Cada 6 de agosto, Argentina celebra el Día del Veterinario, una fecha que reconoce la labor de miles de profesionales dedicados al cuidado de los animales y al bienestar de la comunidad. Aunque para gran parte de la población la imagen del veterinario está asociada a perros y gatos, la profesión abarca un campo mucho más amplio que resulta indispensable para la salud pública, la producción agropecuaria y la conservación de la biodiversidad.
La jornada también invita a recordar el recorrido histórico de una disciplina que evolucionó de manera constante a lo largo de más de un siglo. Con los avances científicos y tecnológicos, la medicina veterinaria amplió sus áreas de trabajo y hoy interviene en investigaciones, programas sanitarios, controles epidemiológicos y acciones destinadas a prevenir enfermedades que pueden afectar tanto a los animales como a las personas.

En un contexto donde el concepto de "Una sola salud" (One Health) cobra cada vez más importancia, el trabajo veterinario adquiere un valor estratégico. La salud humana, la salud animal y el equilibrio ambiental están estrechamente vinculados, y los veterinarios ocupan un lugar central para mantener esa relación en armonía.
La elección del 6 de agosto no es casual. Ese día, pero de 1883, comenzaron oficialmente los estudios de Agronomía y Veterinaria en el Instituto Agronómico Veterinario de Santa Catalina, ubicado en Llavallol, provincia de Buenos Aires. Se trató del primer establecimiento del país destinado a la formación académica de profesionales en ambas disciplinas.
La creación de esta institución marcó un antes y un después para el desarrollo científico argentino. Hasta ese momento, el conocimiento veterinario era limitado y se transmitía principalmente de forma práctica. La apertura del instituto permitió consolidar una enseñanza sistemática que acompañó el crecimiento del sector agropecuario y fortaleció las políticas sanitarias nacionales.

Con el paso de las décadas, la formación veterinaria se expandió a universidades de todo el país, incorporando nuevas especialidades como cirugía de alta complejidad, diagnóstico por imágenes, reproducción animal, epidemiología, salud pública, fauna silvestre, animales exóticos y producción sustentable.
Si bien la atención clínica de animales de compañía es una de las tareas más visibles, el trabajo veterinario se desarrolla en numerosos ámbitos.

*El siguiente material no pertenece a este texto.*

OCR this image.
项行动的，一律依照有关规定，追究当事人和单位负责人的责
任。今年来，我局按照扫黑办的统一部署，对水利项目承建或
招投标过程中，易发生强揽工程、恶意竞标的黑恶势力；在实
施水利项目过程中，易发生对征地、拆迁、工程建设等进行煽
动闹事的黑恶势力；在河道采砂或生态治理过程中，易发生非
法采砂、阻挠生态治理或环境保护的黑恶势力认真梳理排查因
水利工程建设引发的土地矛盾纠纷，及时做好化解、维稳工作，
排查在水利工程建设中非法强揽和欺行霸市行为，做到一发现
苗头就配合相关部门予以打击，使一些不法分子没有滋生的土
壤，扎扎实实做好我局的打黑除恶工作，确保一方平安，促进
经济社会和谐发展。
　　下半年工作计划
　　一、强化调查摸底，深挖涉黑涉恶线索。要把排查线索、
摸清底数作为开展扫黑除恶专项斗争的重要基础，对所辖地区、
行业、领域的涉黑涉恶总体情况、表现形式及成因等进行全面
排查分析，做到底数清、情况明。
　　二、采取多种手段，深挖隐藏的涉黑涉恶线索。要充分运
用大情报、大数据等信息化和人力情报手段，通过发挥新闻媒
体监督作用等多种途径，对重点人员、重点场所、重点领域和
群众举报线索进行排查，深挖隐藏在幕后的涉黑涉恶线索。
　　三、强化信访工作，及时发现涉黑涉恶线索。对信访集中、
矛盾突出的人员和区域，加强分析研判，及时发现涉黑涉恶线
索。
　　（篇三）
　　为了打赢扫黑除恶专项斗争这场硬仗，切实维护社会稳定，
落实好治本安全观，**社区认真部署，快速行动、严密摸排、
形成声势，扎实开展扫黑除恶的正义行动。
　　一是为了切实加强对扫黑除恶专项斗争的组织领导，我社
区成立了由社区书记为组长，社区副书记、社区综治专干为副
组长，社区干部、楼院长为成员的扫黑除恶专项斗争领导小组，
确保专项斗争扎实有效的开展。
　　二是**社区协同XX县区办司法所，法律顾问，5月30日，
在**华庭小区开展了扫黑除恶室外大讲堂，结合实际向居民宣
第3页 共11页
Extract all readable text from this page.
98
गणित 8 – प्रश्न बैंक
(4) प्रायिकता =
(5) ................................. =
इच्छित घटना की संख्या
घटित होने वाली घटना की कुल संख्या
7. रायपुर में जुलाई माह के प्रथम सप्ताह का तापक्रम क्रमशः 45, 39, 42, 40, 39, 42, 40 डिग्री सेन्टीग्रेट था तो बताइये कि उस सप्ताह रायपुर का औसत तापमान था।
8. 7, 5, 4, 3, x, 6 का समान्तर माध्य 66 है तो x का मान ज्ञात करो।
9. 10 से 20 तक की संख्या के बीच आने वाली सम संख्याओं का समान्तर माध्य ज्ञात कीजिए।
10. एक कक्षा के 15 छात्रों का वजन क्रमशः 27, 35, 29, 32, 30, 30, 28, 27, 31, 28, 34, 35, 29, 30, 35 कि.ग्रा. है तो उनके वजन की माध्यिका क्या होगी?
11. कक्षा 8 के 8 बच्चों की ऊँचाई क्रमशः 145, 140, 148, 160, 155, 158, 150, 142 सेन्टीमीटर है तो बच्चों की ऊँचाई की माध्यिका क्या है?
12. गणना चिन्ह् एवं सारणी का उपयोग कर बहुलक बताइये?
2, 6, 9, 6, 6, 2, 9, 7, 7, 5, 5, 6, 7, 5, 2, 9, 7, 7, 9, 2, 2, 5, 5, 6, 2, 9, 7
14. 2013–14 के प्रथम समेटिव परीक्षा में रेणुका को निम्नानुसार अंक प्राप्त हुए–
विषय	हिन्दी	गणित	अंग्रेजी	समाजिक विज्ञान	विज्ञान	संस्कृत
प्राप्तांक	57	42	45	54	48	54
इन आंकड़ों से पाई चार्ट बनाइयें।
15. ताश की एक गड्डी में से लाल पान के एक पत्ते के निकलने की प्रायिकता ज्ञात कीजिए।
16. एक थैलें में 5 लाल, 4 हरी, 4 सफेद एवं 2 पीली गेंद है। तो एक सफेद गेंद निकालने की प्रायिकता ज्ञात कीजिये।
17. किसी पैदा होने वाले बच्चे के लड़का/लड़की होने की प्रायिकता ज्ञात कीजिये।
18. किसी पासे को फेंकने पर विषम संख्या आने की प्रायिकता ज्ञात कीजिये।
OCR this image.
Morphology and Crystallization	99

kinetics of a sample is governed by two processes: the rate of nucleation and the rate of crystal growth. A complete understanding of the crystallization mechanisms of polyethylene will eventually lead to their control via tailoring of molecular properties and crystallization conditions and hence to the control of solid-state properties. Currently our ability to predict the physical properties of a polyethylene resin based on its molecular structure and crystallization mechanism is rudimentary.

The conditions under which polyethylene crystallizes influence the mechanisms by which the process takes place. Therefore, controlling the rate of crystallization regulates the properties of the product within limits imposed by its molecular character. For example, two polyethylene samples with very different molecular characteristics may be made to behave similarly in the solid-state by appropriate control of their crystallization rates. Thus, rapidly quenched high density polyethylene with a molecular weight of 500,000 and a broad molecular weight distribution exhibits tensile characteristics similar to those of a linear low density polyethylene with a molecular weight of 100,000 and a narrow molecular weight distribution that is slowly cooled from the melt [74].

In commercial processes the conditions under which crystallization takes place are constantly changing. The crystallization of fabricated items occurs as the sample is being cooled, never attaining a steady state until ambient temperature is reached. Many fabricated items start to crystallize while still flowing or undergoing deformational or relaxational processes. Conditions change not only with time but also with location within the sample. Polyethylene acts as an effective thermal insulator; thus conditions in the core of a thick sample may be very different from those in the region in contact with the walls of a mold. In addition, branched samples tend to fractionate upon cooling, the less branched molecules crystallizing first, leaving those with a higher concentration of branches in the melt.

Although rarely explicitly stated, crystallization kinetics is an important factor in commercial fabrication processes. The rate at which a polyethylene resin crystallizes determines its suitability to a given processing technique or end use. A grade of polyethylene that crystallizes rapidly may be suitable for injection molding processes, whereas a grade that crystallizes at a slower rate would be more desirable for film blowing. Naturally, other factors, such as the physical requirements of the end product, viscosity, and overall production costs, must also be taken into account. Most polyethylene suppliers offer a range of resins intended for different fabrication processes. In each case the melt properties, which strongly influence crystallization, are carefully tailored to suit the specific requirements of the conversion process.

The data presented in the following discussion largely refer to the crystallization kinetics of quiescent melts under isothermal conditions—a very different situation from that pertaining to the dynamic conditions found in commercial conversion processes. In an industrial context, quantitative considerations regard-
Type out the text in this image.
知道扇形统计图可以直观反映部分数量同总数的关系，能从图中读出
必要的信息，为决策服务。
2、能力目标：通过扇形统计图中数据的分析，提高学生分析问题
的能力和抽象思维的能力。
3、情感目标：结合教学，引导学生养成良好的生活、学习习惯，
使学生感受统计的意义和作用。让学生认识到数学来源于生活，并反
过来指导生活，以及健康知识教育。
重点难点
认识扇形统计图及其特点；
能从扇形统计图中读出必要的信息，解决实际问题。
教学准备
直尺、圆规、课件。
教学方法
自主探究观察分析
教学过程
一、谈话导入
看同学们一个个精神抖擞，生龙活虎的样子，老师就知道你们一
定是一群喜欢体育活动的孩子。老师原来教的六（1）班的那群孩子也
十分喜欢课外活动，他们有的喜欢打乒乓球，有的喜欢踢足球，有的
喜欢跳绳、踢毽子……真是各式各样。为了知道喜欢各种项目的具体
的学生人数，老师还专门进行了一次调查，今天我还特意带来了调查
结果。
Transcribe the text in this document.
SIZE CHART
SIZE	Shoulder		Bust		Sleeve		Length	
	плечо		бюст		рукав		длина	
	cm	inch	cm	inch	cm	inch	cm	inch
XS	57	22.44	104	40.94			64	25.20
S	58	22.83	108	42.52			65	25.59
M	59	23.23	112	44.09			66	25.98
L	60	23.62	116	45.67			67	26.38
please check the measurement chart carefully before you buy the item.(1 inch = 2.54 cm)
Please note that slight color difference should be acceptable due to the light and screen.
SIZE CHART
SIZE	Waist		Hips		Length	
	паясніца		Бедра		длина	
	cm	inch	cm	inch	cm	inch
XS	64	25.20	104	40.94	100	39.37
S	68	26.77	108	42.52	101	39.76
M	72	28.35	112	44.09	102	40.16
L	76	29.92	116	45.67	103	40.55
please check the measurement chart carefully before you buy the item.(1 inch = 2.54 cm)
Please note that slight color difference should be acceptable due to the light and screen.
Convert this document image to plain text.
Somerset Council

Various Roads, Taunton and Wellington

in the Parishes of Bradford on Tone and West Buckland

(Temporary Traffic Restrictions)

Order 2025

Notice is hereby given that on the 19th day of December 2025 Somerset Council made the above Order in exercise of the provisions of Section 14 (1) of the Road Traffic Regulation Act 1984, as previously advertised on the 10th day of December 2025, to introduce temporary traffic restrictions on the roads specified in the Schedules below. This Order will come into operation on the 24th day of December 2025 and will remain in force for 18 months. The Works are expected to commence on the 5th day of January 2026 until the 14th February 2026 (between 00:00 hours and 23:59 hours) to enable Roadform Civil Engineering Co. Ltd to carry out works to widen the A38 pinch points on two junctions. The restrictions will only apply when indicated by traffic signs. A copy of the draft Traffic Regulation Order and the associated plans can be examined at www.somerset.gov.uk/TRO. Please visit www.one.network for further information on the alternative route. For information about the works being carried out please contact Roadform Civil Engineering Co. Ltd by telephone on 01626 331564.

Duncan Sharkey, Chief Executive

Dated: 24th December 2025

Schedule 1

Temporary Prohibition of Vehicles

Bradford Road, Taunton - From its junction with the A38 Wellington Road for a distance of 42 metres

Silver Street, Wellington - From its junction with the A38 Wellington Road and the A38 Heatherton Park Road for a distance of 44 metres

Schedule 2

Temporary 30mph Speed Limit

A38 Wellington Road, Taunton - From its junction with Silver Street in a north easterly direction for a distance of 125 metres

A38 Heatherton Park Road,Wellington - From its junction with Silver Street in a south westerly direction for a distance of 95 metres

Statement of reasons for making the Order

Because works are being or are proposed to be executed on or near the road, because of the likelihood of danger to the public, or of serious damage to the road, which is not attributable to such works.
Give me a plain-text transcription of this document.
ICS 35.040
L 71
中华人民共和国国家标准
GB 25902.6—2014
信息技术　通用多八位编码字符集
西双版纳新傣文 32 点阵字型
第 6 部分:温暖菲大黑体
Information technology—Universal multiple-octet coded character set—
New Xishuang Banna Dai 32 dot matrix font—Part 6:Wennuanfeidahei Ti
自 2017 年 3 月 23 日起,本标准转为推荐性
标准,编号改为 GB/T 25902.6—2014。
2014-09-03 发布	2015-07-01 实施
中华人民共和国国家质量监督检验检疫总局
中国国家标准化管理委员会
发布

Estos profesionales supervisan la sanidad de rodeos bovinos, porcinos, ovinos y avícolas, colaboran en campañas de vacunación, controlan enfermedades infecciosas y participan en programas de erradicación de patologías que pueden generar importantes pérdidas económicas.
También cumplen funciones en laboratorios, universidades, organismos públicos y empresas privadas, donde investigan nuevas vacunas, medicamentos y tratamientos. En muchos casos, son responsables de detectar brotes sanitarios antes de que representen un riesgo para la población.

Otro aspecto fundamental de su labor es garantizar la inocuidad de los alimentos de origen animal. La inspección sanitaria en frigoríficos, tambos, plantas elaboradoras y establecimientos productivos permite que carnes, lácteos, huevos y otros productos lleguen a los consumidores con los controles necesarios para proteger la salud.
La medicina veterinaria también desempeña un rol decisivo en la prevención de las llamadas zoonosis, enfermedades que pueden transmitirse entre animales y seres humanos, como la rabia, la leptospirosis, la brucelosis o la gripe aviar.
La vigilancia epidemiológica, los programas de vacunación y el monitoreo permanente de enfermedades emergentes permiten reducir riesgos sanitarios y responder rápidamente ante posibles brotes. En este sentido, los veterinarios trabajan de manera coordinada con médicos, biólogos, investigadores y autoridades sanitarias.
"Día del Veterinario":
— ¿Por qué es tendencia? (@porquetendencia) August 6, 2026
Por la celebración que conmemora el inicio de las clases para la carrera de medicina veterinaria en Argentina pic.twitter.com/OA52gMHKN9
Además, participan en rescates de fauna silvestre, programas de conservación de especies amenazadas y proyectos destinados a proteger los ecosistemas. Su tarea resulta indispensable para mantener el equilibrio ambiental y preservar la biodiversidad.
El Día del Veterinario representa una oportunidad para destacar una profesión que combina conocimiento científico, compromiso social y vocación por el cuidado de la vida en todas sus formas. Detrás de cada consulta clínica, cada campaña sanitaria y cada control alimentario existe un trabajo silencioso que impacta directamente en la calidad de vida de millones de personas.
A más de 140 años del inicio de la enseñanza veterinaria en Argentina, la fecha mantiene vigente el reconocimiento a quienes dedican su labor a proteger la salud animal, fortalecer la producción responsable y contribuir a una sociedad más segura y saludable.